Incident Report for imgix

Postmortem

What happened?

On September 13, 2021, between the times of 14:53 UTC and 15:44 UTC, the imgix service experienced increased rendering latency primarily for non-cached derivative images. Error rates remained low, though a very small percentage of images returned a timeout error during the peak of the incident.

How were customers impacted?

Between the time of 14:53 UTC and 15:27 UTC, some customers experienced dramatically increased latency for requests to non-cached and cached assets served by imgix. At the peak of the incident, cached requests averaged at 1s/request to complete, while non-cached requests averaged at 40s/request to complete.

The majority of requests to the service returned a 200 response, with a small percentage of images (<2%) returning a timeout error during the peak of the incident.

By 15:03 UTC, response times began to gradually recover, though the average response time was still higher than normal, especially for non-cached derivatives.

By 15:27 UTC the service had recovered to the point where timeouts were no longer occurring. Though higher-than-normal response times were still being reported in our monitoring, by this time the service was considered to be mostly recovered.

By 15:44 UTC, the service had completely recovered.

What went wrong during the incident?

At 14:53 UTC, we started receiving reports from customers regarding increased latency to the rendering service. At the time of these reports (and during the incident), our monitoring had not observed any behavior that had indicated service degradation. Because of this, manual alarms had to be raised which slowed our initial response and investigation.

Our engineers identified that, while our service’s reported errors were very low, our rendering latency was rapidly increasing. After verifying the issue, our team began tuning our rendering infrastructure in order to improve rendering performance.

After additional investigation, our team correlated the increased latency to the enablement of a new feature that resulted in higher render requests than expected. This specific feature interacted with our caching and rendering infrastructure by causing many requests to be immediately re-cached and re-rendered. The immediate increase in caching activity and volume triggered a bottleneck which eventually resolved itself once the cache had been mostly rebuilt.

What will imgix do to prevent this in the future?

We will be re-visiting our procedures for rolling out new features, which will include:

Implementing traffic configurations for controlling the flow of feature roll-outs
Improving our internal documentation and processes so that our teams are synchronized across feature roll-outs
Doing better analysis for caching and rendering impact per newly released feature

This incident also exposed an error with our rendering performance monitoring, which we have now fixed.

Posted Sep 24, 2021 - 13:35 PDT

Resolved

This incident has been resolved.

Posted Sep 13, 2021 - 09:49 PDT

Monitoring

Rendering performance has completely recovered. We are continuing to monitor the situation.
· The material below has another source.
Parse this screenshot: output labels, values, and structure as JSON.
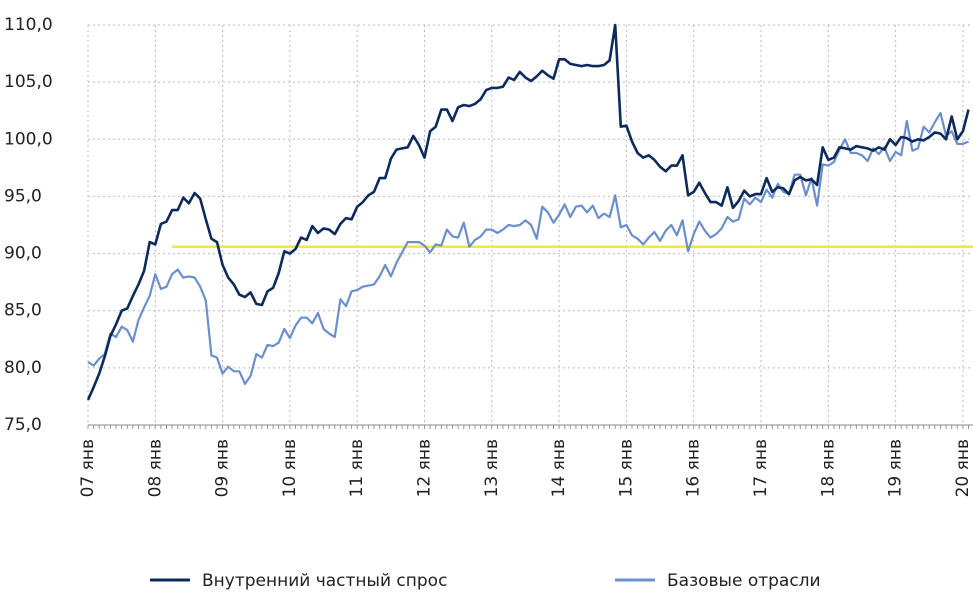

Posted Sep 13, 2021 - 09:34 PDT

Identified

Rendering performance has almost recovered back to normal, though there is still a slightly slower-than-normal rendering performance that is being observed. We are continuing to investigate the issue and apply mitigations.

Posted Sep 13, 2021 - 08:59 PDT

Update

Investigating further, we're observing degraded rendering performance. Non-cached image derivatives may take longer than normal to render or may timeout.

We are continuing to investigate.

Posted Sep 13, 2021 - 08:45 PDT

Investigating

We are currently investigating elevated render error rates for uncached derivative images. We will update once when we obtain more information.

Previously cached derivatives are not impacted.

Posted Sep 13, 2021 - 08:29 PDT

This incident affected: Rendering Infrastructure.